Et l’ennemi, quel est-il ? C’est cette « communion nationale défensive et hargneuse », ce « fantasme [laïc, neutre,] d’une définition non conflictuelle de la collectivité québécoise » qui se trouve pourtant « des proies faciles » avec ce « projet répressif et diviseur ». Diviseur ! On croirait lire Trudeau, le Trudeau du début des années 60, lorsqu’il était encore du NPD (et que le NPD était encore le NPD.)  Et on note, bien sûr, la contradiction, immatérielle, entre la négation consternante des conflits, mais l’avivement tout aussi pénible de conflits, tout cela du fait d’un seul et même gouvernement, dissimulateur, qui se lève tôt le matin pour y arriver.
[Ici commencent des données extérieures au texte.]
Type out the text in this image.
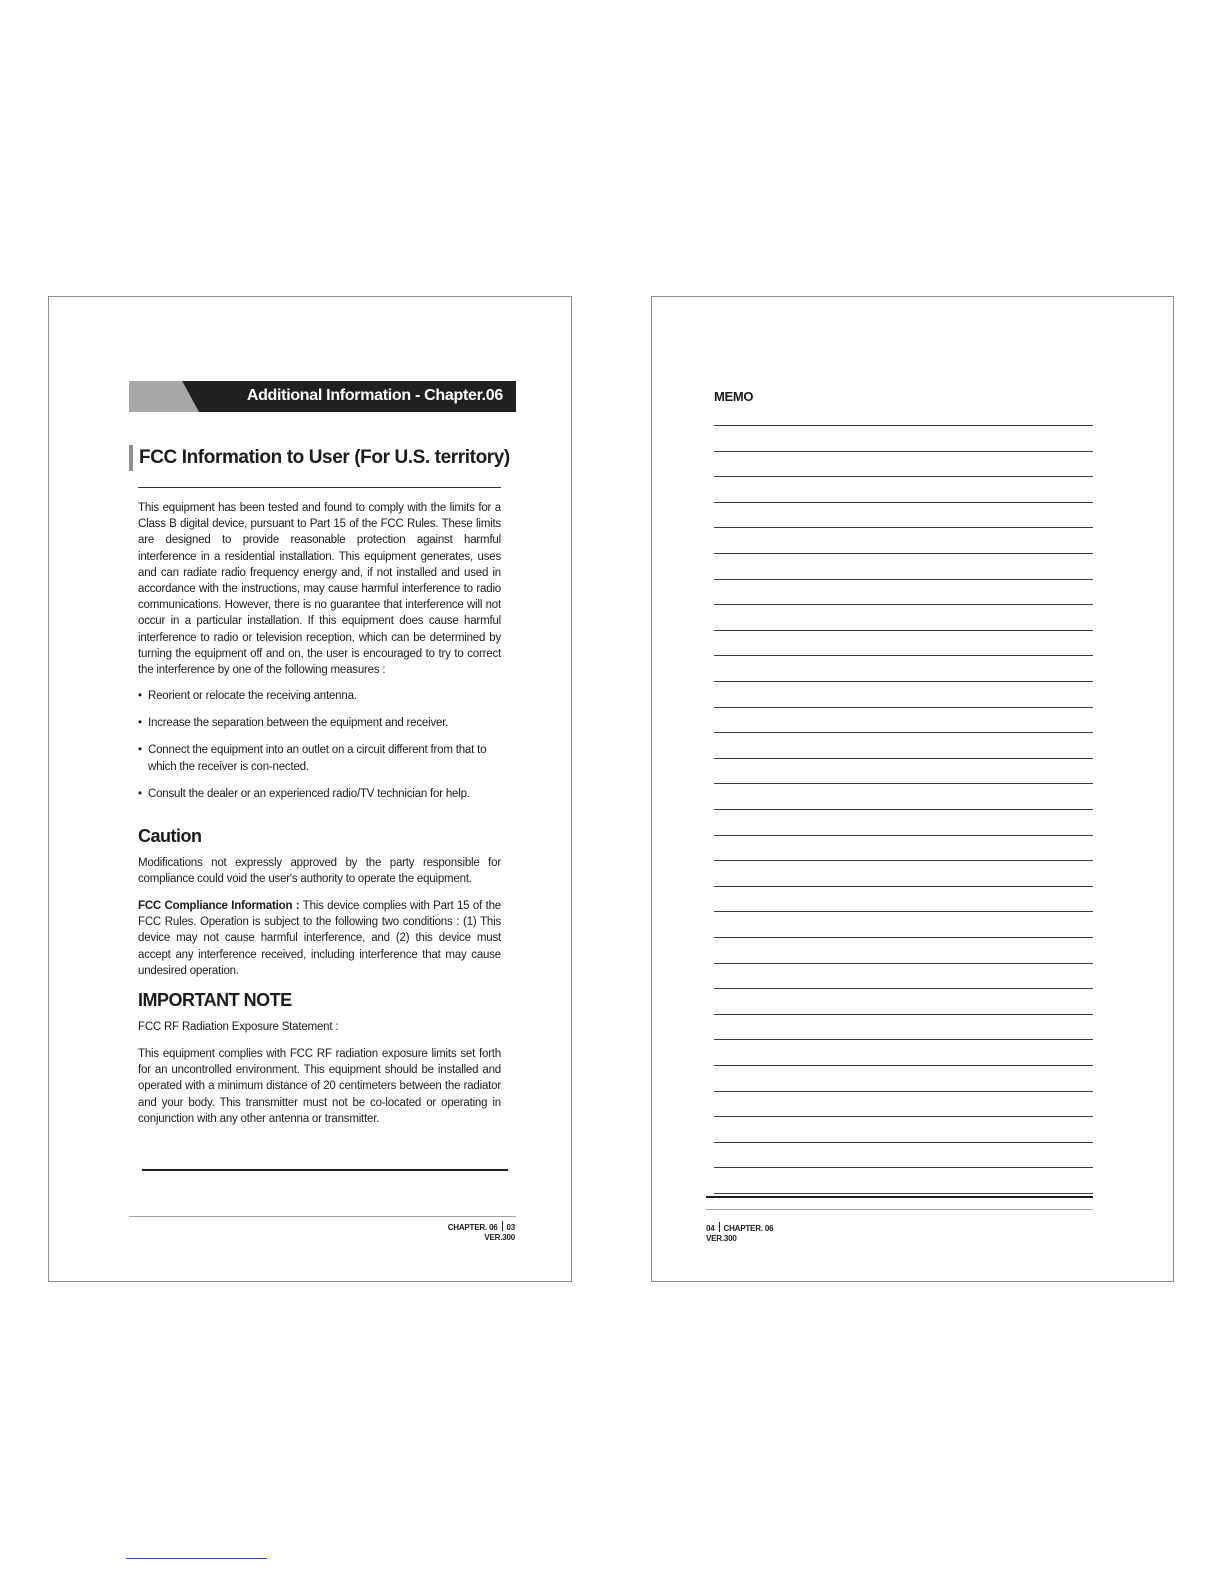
Additional Information - Chapter.06
FCC Information to User (For U.S. territory)
This equipment has been tested and found to comply with the limits for a Class B digital device, pursuant to Part 15 of the FCC Rules. These limits are designed to provide reasonable protection against harmful interference in a residential installation. This equipment generates, uses and can radiate radio frequency energy and, if not installed and used in accordance with the instructions, may cause harmful interference to radio communications. However, there is no guarantee that interference will not occur in a particular installation. If this equipment does cause harmful interference to radio or television reception, which can be determined by turning the equipment off and on, the user is encouraged to try to correct the interference by one of the following measures :
• Reorient or relocate the receiving antenna.
• Increase the separation between the equipment and receiver.
• Connect the equipment into an outlet on a circuit different from that to which the receiver is con-nected.
• Consult the dealer or an experienced radio/TV technician for help.
Caution
Modifications not expressly approved by the party responsible for compliance could void the user's authority to operate the equipment.
FCC Compliance Information : This device complies with Part 15 of the FCC Rules. Operation is subject to the following two conditions : (1) This device may not cause harmful interference, and (2) this device must accept any interference received, including interference that may cause undesired operation.
IMPORTANT NOTE
FCC RF Radiation Exposure Statement :
This equipment complies with FCC RF radiation exposure limits set forth for an uncontrolled environment. This equipment should be installed and operated with a minimum distance of 20 centimeters between the radiator and your body. This transmitter must not be co-located or operating in conjunction with any other antenna or transmitter.
CHAPTER. 06 03
VER.300
MEMO
04 CHAPTER. 06
VER.300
Au demeurant, de quels « conflits » parle-t-on au juste ? Et de quelle « négation » ? De la lutte des classes ? Elle a toujours été, elle sera toujours, elle est depuis longtemps noble et souvent admirable, et ce n’est pas une loi sur la laïcité qui va la nier. Mais en quoi, je me le demande, en quoi la promotion insidieuse de la croyance en Dieu, en quoi ce fantasme spirituel auquel souscrivent les Cent, est-il préférable pour assurer à la fois la paix sociale et la juste révolution des opprimés ? Quelle religion, au Québec, fait-elle sienne, en ce moment même, des principes de la théologie de la libération ?
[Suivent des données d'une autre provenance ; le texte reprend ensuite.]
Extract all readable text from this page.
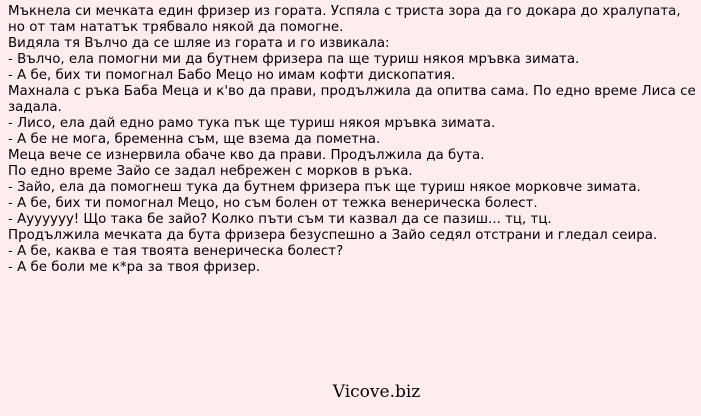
Мъкнела си мечката един фризер из гората. Успяла с триста зора да го докара до хралупата, но от там нататък трябвало някой да помогне.

Видяла тя Вълчо да се шляе из гората и го извикала:

- Вълчо, ела помогни ми да бутнем фризера па ще туриш някоя мръвка зимата.

- А бе, бих ти помогнал Бабо Мецо но имам кофти дископатия.

Махнала с ръка Баба Меца и к'во да прави, продължила да опитва сама. По едно време Лиса се задала.

- Лисо, ела дай едно рамо тука пък ще туриш някоя мръвка зимата.

- А бе не мога, бременна съм, ще взема да пометна.

Меца вече се изнервила обаче кво да прави. Продължила да бута.

По едно време Зайо се задал небрежен с морков в ръка.

- Зайо, ела да помогнеш тука да бутнем фризера пък ще туриш някое морковче зимата.

- А бе, бих ти помогнал Мецо, но съм болен от тежка венерическа болест.

- Ауууууу! Що така бе зайо? Колко пъти съм ти казвал да се пазиш... тц, тц.

Продължила мечката да бута фризера безуспешно а Зайо седял отстрани и гледал сеира.

- А бе, каква е тая твоята венерическа болест?

- А бе боли ме к*ра за твоя фризер.

Vicove.biz
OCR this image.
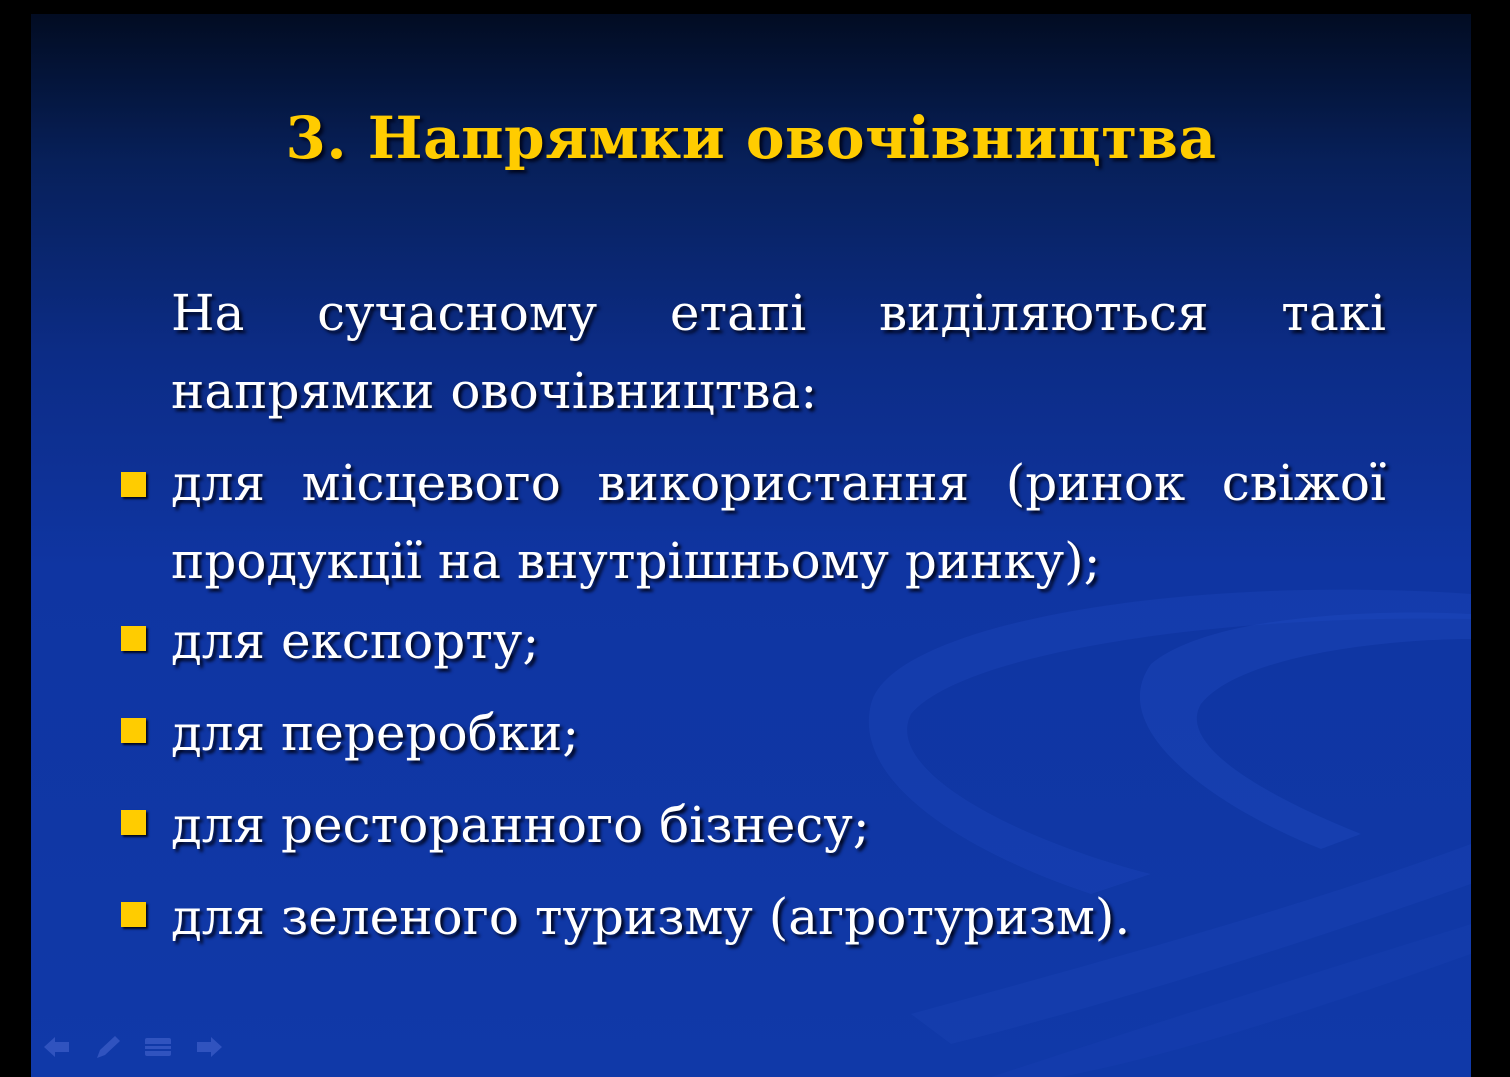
3. Напрямки овочівництва
На сучасному етапі виділяються такі напрямки овочівництва:
для місцевого використання (ринок свіжої продукції на внутрішньому ринку);
для експорту;
для переробки;
для ресторанного бізнесу;
для зеленого туризму (агротуризм).
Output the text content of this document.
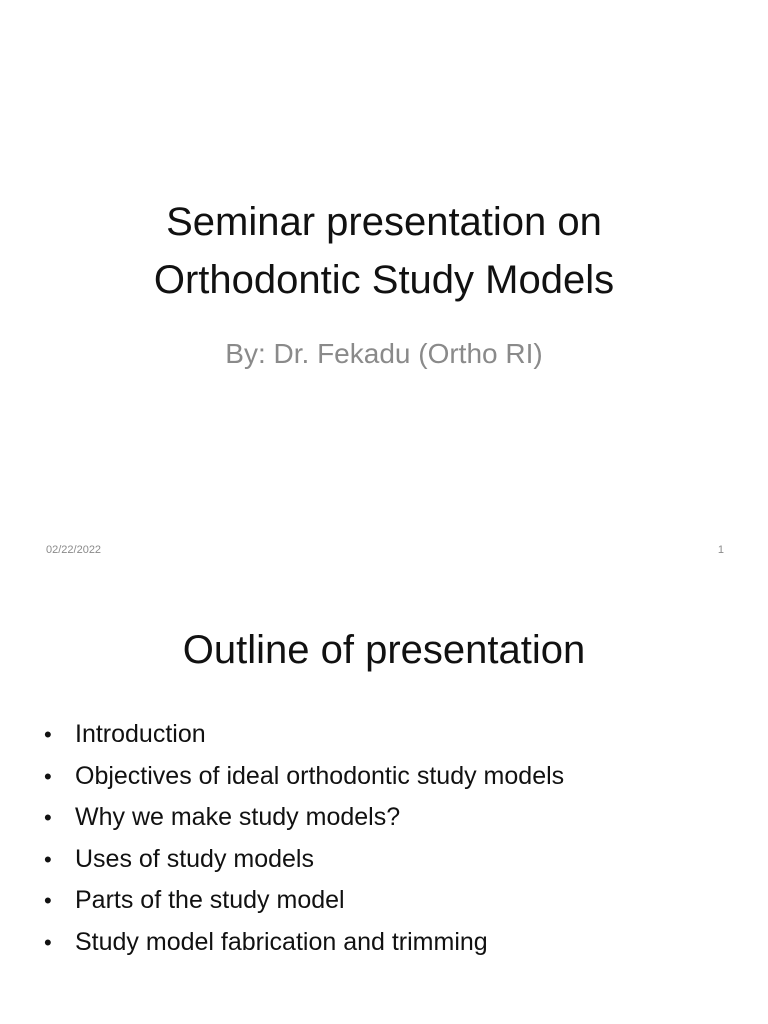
Seminar presentation on
Orthodontic Study Models
By: Dr. Fekadu (Ortho RI)
02/22/2022	1
Outline of presentation
• Introduction
• Objectives of ideal orthodontic study models
• Why we make study models?
• Uses of study models
• Parts of the study model
• Study model fabrication and trimming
Quand les Cent écrivent, sans sourciller, que « le PQ [pour le gouvernement] se donne des airs de souveraineté en se trouvant des proies faciles », il profère une accusation grave, démagogique, et dangereuse, parce que les signataires savent parfaitement bien que c’est faux, et qu’aux extrêmes, il peut s’en trouver pour conférer une valeur mystique à l’argument. La lettre ouverte des Cent nourrit un incroyable (incroyable, c’est le mot!) fantasme inspiré, qui promeut la justice révolutionnaire par le biais d’un dieu et de ses disciples. Jamais je n’ai eu sous les yeux un texte qui prend aussi rigoureusement au pied de la lettre le remplacement purement cosmétique du marxisme par la religion, quelle qu’elle soit. C’est du délire. C’est de l’intimidation. C’est du mensonge éhonté.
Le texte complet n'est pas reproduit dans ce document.